Article 31 : Dark
Série : Dark
Réalisateur et co-scénariste : Baran bo Odar
Genre : Science-fiction
Dans une atmosphère sombre et pesante, les habitants d’une petite
ville sont confrontés surnaturellement à leur passé, et vont tenter de résoudre
les mystères qui en découlent.
Le pitch de Dark est assez clair, et somme toute assez classique. Nous
sommes en 2018, et les histoires de voyage dans le temps n’ont rien de
novateur. Le cadre n’est pas sans rappeler Stranger Things quoi que l’on en
dise, particulièrement dans les premiers épisodes. Le jeu d’acteur est bon sans
non plus pouvoir être qualifié de transcendant. Les personnages sont plutôt
bien écrits et ne sombrent pas dans l’écueil facile des clichés (ce qui est le
cas, volontairement, dans Stranger Things). La bande son est remarquable, et
les décors sympathiques.
Bref, la matière est là, pour une série correcte du moins. Mais dans
le domaine de la science-fiction, l’exigence est bien plus importante que pour
n’importe quel autre genre, probablement sans compter la fantasy. En effet, là
où une série policière peut se contenter d’une lente trame latente et globale,
ponctuée de mini-scénarios, une série de science-fiction doit se reposer sur un
scénario en béton armé pour être efficace, ou au moins compenser cela par une
excellence dans un autre domaine.
La raison est simple, les gens sont moins demandeurs de ce genre de
série, probablement parce qu’elles demandent de s’immerger davantage, qu’elles
nécessitent une échappée par rapport à la réalité. Un effort que l’on n’est pas
forcément à même de fournir lorsque la fatigue d’une journée de travail vient
enrayer notre volonté.
Là où Stranger Things, pour continuer le parallèle le plus évident, se
base essentiellement sur l’aspect nostalgique pour embarquer le spectateur,
saupoudré d’une timide pincée d’horreur, Dark se présente sous un jour bien
plus mature. Mon sentiment après le visionnage aura été que j’aie rarement été
confronté à une série mettant en scène des concepts aussi complexes et les
traitant aussi bien. Les voyages dans le temps sont gérés avec une logique que
l’on pourrait qualifier de mathématique. Cela est poussé au point que la
question qui nous hante dans une histoire de ce type et dont souvent la réponse
nous est rabâchée pendant tout le déroulement pour nous en convaincre, n’a
presque plus lieu d’être.
Parce que le libre-arbitre, dans un univers qui tient sur l’équilibre
précaire disant que tout doit suivre un chemin balisé, c’est dangereux.

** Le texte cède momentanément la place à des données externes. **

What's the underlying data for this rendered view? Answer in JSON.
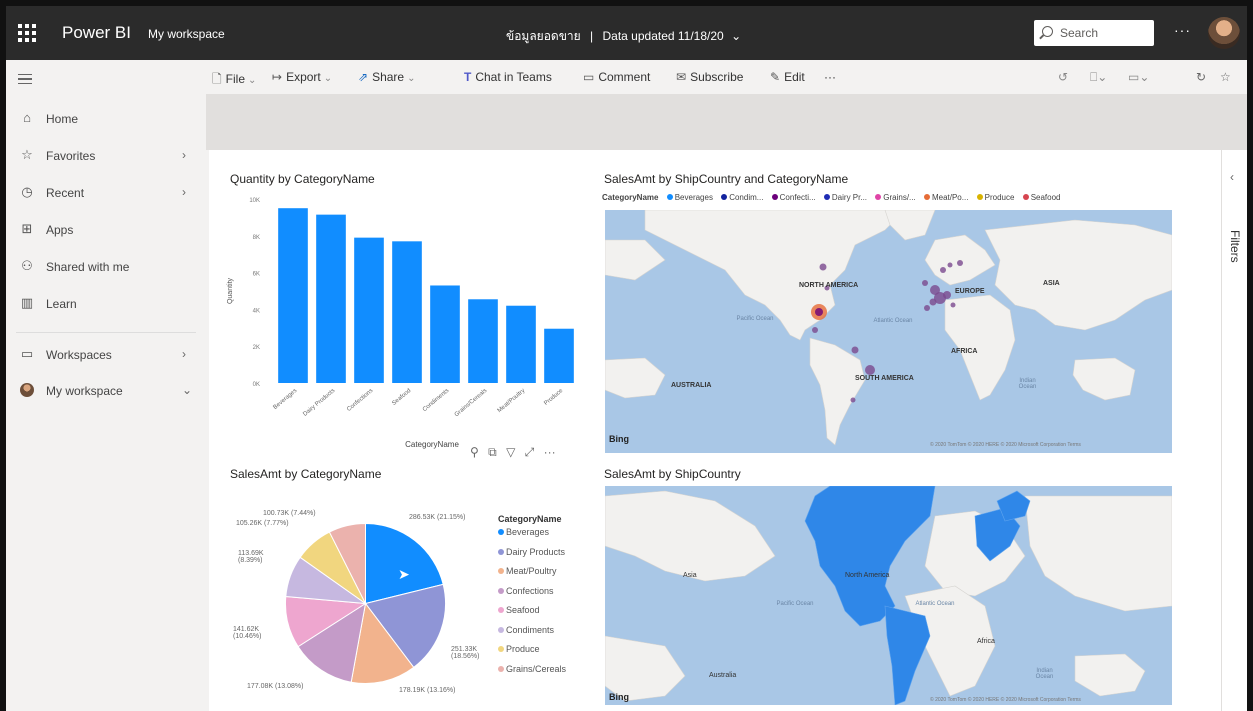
{
  "header": {
    "brand": "Power BI",
    "workspace": "My workspace",
    "report_title": "ข้อมูลยอดขาย",
    "data_updated": "Data updated 11/18/20",
    "search_placeholder": "Search",
    "more": "···"
  },
  "sidebar": {
    "items": [
      {
        "label": "Home",
        "icon": "home-icon"
      },
      {
        "label": "Favorites",
        "icon": "star-icon"
      },
      {
        "label": "Recent",
        "icon": "clock-icon"
      },
      {
        "label": "Apps",
        "icon": "apps-icon"
      },
      {
        "label": "Shared with me",
        "icon": "shared-icon"
      },
      {
        "label": "Learn",
        "icon": "book-icon"
      },
      {
        "label": "Workspaces",
        "icon": "workspaces-icon"
      },
      {
        "label": "My workspace",
        "icon": "avatar"
      }
    ]
  },
  "toolbar": {
    "file": "File",
    "export": "Export",
    "share": "Share",
    "chat": "Chat in Teams",
    "comment": "Comment",
    "subscribe": "Subscribe",
    "edit": "Edit",
    "more": "···"
  },
  "filters_label": "Filters",
  "visuals": {
    "bar": {
      "title": "Quantity by CategoryName",
      "xlabel": "CategoryName",
      "ylabel": "Quantity"
    },
    "map1": {
      "title": "SalesAmt by ShipCountry and CategoryName",
      "legend_title": "CategoryName",
      "legend": [
        {
          "label": "Beverages",
          "color": "#118dff"
        },
        {
          "label": "Condim...",
          "color": "#12239e"
        },
        {
          "label": "Confecti...",
          "color": "#6b007b"
        },
        {
          "label": "Dairy Pr...",
          "color": "#1f2cb4"
        },
        {
          "label": "Grains/...",
          "color": "#e044a7"
        },
        {
          "label": "Meat/Po...",
          "color": "#e66c37"
        },
        {
          "label": "Produce",
          "color": "#d9b300"
        },
        {
          "label": "Seafood",
          "color": "#d64550"
        }
      ],
      "labels": {
        "north_america": "NORTH AMERICA",
        "europe": "EUROPE",
        "asia": "ASIA",
        "africa": "AFRICA",
        "south_america": "SOUTH AMERICA",
        "australia": "AUSTRALIA",
        "pacific": "Pacific Ocean",
        "atlantic": "Atlantic Ocean",
        "indian": "Indian Ocean"
      },
      "bing": "Bing",
      "copyright": "© 2020 TomTom © 2020 HERE © 2020 Microsoft Corporation Terms"
    },
    "pie": {
      "title": "SalesAmt by CategoryName",
      "legend_title": "CategoryName"
    },
    "map2": {
      "title": "SalesAmt by ShipCountry",
      "labels": {
        "asia": "Asia",
        "north_america": "North America",
        "pacific": "Pacific Ocean",
        "atlantic": "Atlantic Ocean",
        "africa": "Africa",
        "indian": "Indian Ocean",
        "australia": "Australia"
      },
      "bing": "Bing",
      "copyright": "© 2020 TomTom © 2020 HERE © 2020 Microsoft Corporation Terms"
    }
  },
  "chart_data": [
    {
      "type": "bar",
      "title": "Quantity by CategoryName",
      "xlabel": "CategoryName",
      "ylabel": "Quantity",
      "categories": [
        "Beverages",
        "Dairy Products",
        "Confections",
        "Seafood",
        "Condiments",
        "Grains/Cereals",
        "Meat/Poultry",
        "Produce"
      ],
      "values": [
        9500,
        9150,
        7900,
        7700,
        5300,
        4550,
        4200,
        2950
      ],
      "ylim": [
        0,
        10000
      ],
      "yticks": [
        "0K",
        "2K",
        "4K",
        "6K",
        "8K",
        "10K"
      ],
      "color": "#118dff",
      "grid": false
    },
    {
      "type": "pie",
      "title": "SalesAmt by CategoryName",
      "legend_title": "CategoryName",
      "legend_position": "right",
      "slices": [
        {
          "label": "Beverages",
          "value": 286.53,
          "text": "286.53K (21.15%)",
          "color": "#118dff"
        },
        {
          "label": "Dairy Products",
          "value": 251.33,
          "text": "251.33K (18.56%)",
          "color": "#8f95d6"
        },
        {
          "label": "Meat/Poultry",
          "value": 178.19,
          "text": "178.19K (13.16%)",
          "color": "#f2b38d"
        },
        {
          "label": "Confections",
          "value": 177.08,
          "text": "177.08K (13.08%)",
          "color": "#c49bc8"
        },
        {
          "label": "Seafood",
          "value": 141.62,
          "text": "141.62K (10.46%)",
          "color": "#eea6cf"
        },
        {
          "label": "Condiments",
          "value": 113.69,
          "text": "113.69K (8.39%)",
          "color": "#c6b8e0"
        },
        {
          "label": "Produce",
          "value": 105.27,
          "text": "105.26K (7.77%)",
          "color": "#f1d67f"
        },
        {
          "label": "Grains/Cereals",
          "value": 100.73,
          "text": "100.73K (7.44%)",
          "color": "#ebb2ad"
        }
      ]
    }
  ]
}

Pourquoi le personnage, à ce moment, ne dévierait-il pas de la trame fixée par
le temps, et surtout, qu’est-ce que cela engendrerait vraiment (question à
laquelle on ne peut pas vraiment fournir de réponse) ? Dans Dark, on ne
passe jamais vraiment par cette étape, parce que les événements se déroulent de
façon logique et fluide. En effet, à aucun moment un personnage ne se force à
agir d’une certaine manière pour faire en sorte que la trame du temps reste
telle quelle.
Dans ce genre de scénarios, trop souvent, les protagonistes sont
esclaves du déroulé, et leurs choix sont motivés, ironiquement, pour solidifier
la trame dans laquelle ils évoluent. Comme s’ils avaient conscience qu’en cas
de faux pas, tout le scénario tomberait à l’eau. Quand on y pense, c’est
presque malhonnête (bien que justifiable) de les faire agir ainsi. Encore une
fois, dans Dark, aucun personnage principal n’a réellement cette motivation
extérieure à ne pas toucher au Temps.
Evidemment, la version adulte de Jonas fait en sorte que rien ne dévie
de ce qui s’est passé, et prévient les autres personnages. Mais puisqu’il a une
idée derrière la tête (détruire la faille temporelle), on peut le comprendre.
Et puis bon, c’aurait été un miracle si une histoire temporelle pouvait
vraiment se passer de cet élément, et quand même tenir debout. C’est tellement
atténué par rapport à d’habitude que ça ne pose pas vraiment de problèmes.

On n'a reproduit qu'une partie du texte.